Well, somebody'd better tell Apple, because whether the thing is selling or not, they've committed wholeheartedly to applying the whole "Sex Equals Power" algorithm thing to the server space. They just released the Xserve RAID, and having seen it in action on the show floor, I can't imagine even the most stolid IT guy being able to keep from going all gooey over it. Just watching the stacks of blue LEDs going up and down the middle as disk access rises and falls is a trip. And from a pure technical standpoint, it looks like a real competitor. I treat Apple's bar-graphs with as much skepticism as anybody should who knows it's more for eye-candy purposes than to report actual real-world benchmark results; but I suppose it's pretty hard to argue with storage-space density measurements.
Do the math: the gigabyte-per-dollar ratio of Xserve RAID is the best in the world for Fibre Channel storage, and trumps most SCSI storage solutions as well. Xserve RAID offers up to 2.52TB of high-performance redundant storage at just over $4 per gigabyte -- a fraction of the cost of storage from Dell, HP, Sun or EMC. (as compared to pricing on their websites in February, 2003) The days of seemingly unlimited IT budgets are long gone -- no more blank checks for digital asset management -- so as an IT professional, you need to cut costs, without cutting corners.
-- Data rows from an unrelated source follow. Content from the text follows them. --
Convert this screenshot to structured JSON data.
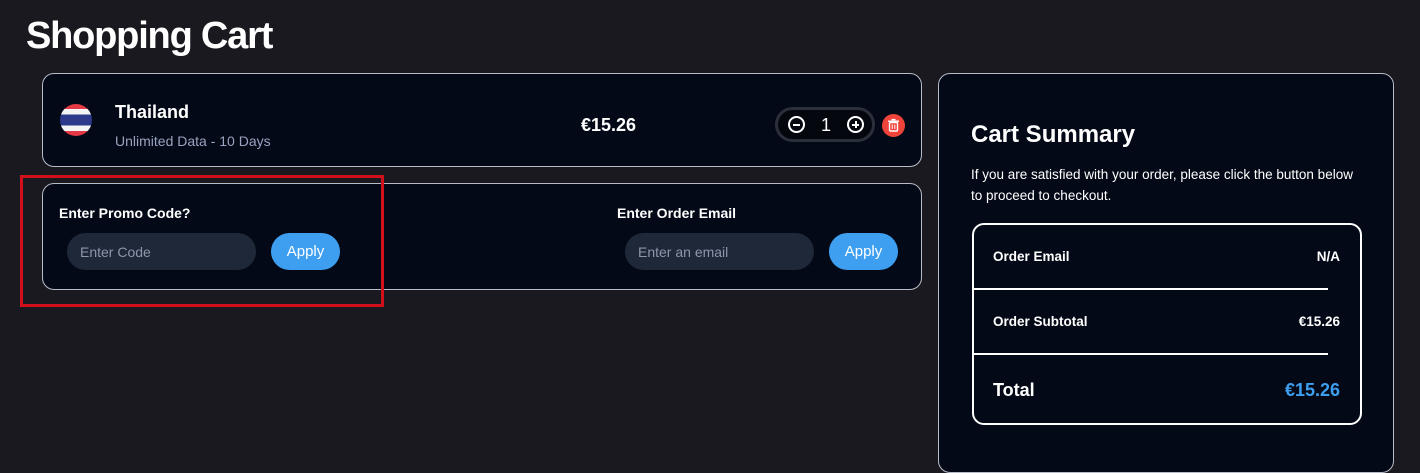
{
  "page": {
    "title": "Shopping Cart"
  },
  "cart_item": {
    "name": "Thailand",
    "description": "Unlimited Data - 10 Days",
    "price": "€15.26",
    "quantity": "1",
    "flag_icon": "thailand-flag-icon",
    "delete_icon": "trash-icon"
  },
  "promo": {
    "label": "Enter Promo Code?",
    "placeholder": "Enter Code",
    "button_label": "Apply"
  },
  "email": {
    "label": "Enter Order Email",
    "placeholder": "Enter an email",
    "button_label": "Apply"
  },
  "summary": {
    "title": "Cart Summary",
    "description": "If you are satisfied with your order, please click the button below to proceed to checkout.",
    "rows": [
      {
        "label": "Order Email",
        "value": "N/A"
      },
      {
        "label": "Order Subtotal",
        "value": "€15.26"
      }
    ],
    "total_label": "Total",
    "total_value": "€15.26"
  },
  "colors": {
    "background": "#1a191f",
    "card": "#030916",
    "accent": "#3e9ff1",
    "danger": "#f0433a",
    "highlight": "#d1101c"
  }
}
For that reason alone, we think you?ll appreciate our pragmatic approach to help you save huge amounts of data -- as well as a nice chunk of change.
I wonder whether they'll be taking heat for committing to ATA over SCSI. I know it raised a bunch of eyebrows when the Xserve first came out with these ATA drive units; I mean, sure, they're cheaper. (Way cheaper. Way way cheaper. Like 1/3 the cost and three times the available storage size. Not 15Krpm, true, though.) But some people do still demand the absolute best in throughput. I suppose that's one of the selling points of Xserve RAID, though: it offloads the disk-access load onto the storage-unit processor, so the server CPU doesn't have to worry about it. Essentially it's all the benefit that SCSI offers anyway; plus the Fibre Channel interface, which the guy at the Expo wouldn't even let me take a picture of because it was apparently brand-new and top-secret. (It'll offer much longer cable lengths than SCSI, for one thing-- it's optical.) I think the speed argument probably won't be much of an issue.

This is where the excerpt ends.